Is foreign investment's future fractious?

View From the Paddock: Is foreign investment's future fractions?


Given the depressed state of our domestic economy, foreign investment is essential for Australia's COVID-19 recovery, according to View From the Paddock columnist Trent Thorne.

Trent Thorne, agribusiness lawyer.

Trent Thorne, agribusiness lawyer.

Like it or not, Australian agriculture has always relied heavily on foreign capital to fuel its economic growth.

In late March this year, the federal Treasurer announced drastic changes to the Foreign Investment Review Board regime in response to the pandemic by temporarily reducing the screening threshold for foreign purchases of agricultural land to $0 (which is due to reset to pre-COVID-19 monetary thresholds on 1 January 2021).

The understandable fear was that foreign investors may take advantage and snap up these assets, which may not necessarily be in Australia's national interest given the global crisis.
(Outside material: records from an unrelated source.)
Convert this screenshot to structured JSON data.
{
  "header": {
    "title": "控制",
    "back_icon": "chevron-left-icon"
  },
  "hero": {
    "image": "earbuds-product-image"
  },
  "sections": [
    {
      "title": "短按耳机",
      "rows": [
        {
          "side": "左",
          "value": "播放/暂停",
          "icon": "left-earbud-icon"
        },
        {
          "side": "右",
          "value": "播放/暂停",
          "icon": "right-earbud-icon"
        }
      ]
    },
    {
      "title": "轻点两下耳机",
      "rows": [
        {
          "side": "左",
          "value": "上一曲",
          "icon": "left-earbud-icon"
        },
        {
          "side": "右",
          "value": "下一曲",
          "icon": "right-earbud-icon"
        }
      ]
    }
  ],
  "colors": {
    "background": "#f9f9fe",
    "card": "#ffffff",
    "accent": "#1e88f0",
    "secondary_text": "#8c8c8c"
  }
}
Now, I am normally a fan of the market sorting itself out and government getting right out of the way, but the $0 threshold was the right policy for the time, and let's be honest, it was mostly targeted towards what was seen as potentially 'predatory' Chinese investment.

Unsurprisingly, a recent Productivity Commission report found:

"Higher barriers to foreign investment in agriculture increase investor costs and are likely to reduce economic activity, jobs and growth prospects in regional communities"; and

"That foreign investment is important for Australia's economy and jobs and will be crucial for Australia's COVID-19 recovery".

The report noted that FIRB in 2017-18 screened and approved 201 applications for the ag sector worth $7.9 billion - less than 5 per cent of all the FIRB decisions by value.

Critically, it also reported that the government collects far more fee revenue than it spends on the foreign investment review process.

"In 2017-18, the government collected $114 million in fee revenue, while the operational costs of FIRB ... and the ATO totalled only $14.7 million."

Well, this fee imbalance is about to get a whole lot worse and create a significant barrier to foreign investment.

Under the cover of the pandemic, the Commonwealth has taken the opportunity to significantly increase application fees for certain types of FIRB applications, particularly in the ag sector.

By way of example, the proposed application fees for acquisitions of agricultural land will now reach the following eye watering levels:

  • $2 million acquisitions - $6,600 FIRB application fee, up from $2,100;
  • $10 million acquisitions - $52,800 FIRB application fee, up from $26,700; and
  • above $10 million acquisitions were previously capped at $107,100, but no longer as a $50 million acquisition will cost a foreign purchaser $316,800 and a $76 million acquisition will cap out at a staggering $500,000 FIRB application fee.

In circumstances where the government's announcement in March also provided for an extension in the approval timeframe from 30 days to up to six months, a major handbrake will now be applied to future foreign capital inflows.

While federal government revenues have stalled, foreign buyers are being used as convenient cash cows to prop up treasury's takings.

To state the bleeding obvious, given the depressed state of our domestic economy, foreign investment is essential for Australia's COVID-19 recovery.

If the economy is to bounce back hard and fast from the shock of the pandemic, the proposed FIRB application fees need a serious re-think, otherwise we will be jeopardising economic activity, jobs and growth prospects in our rural economies.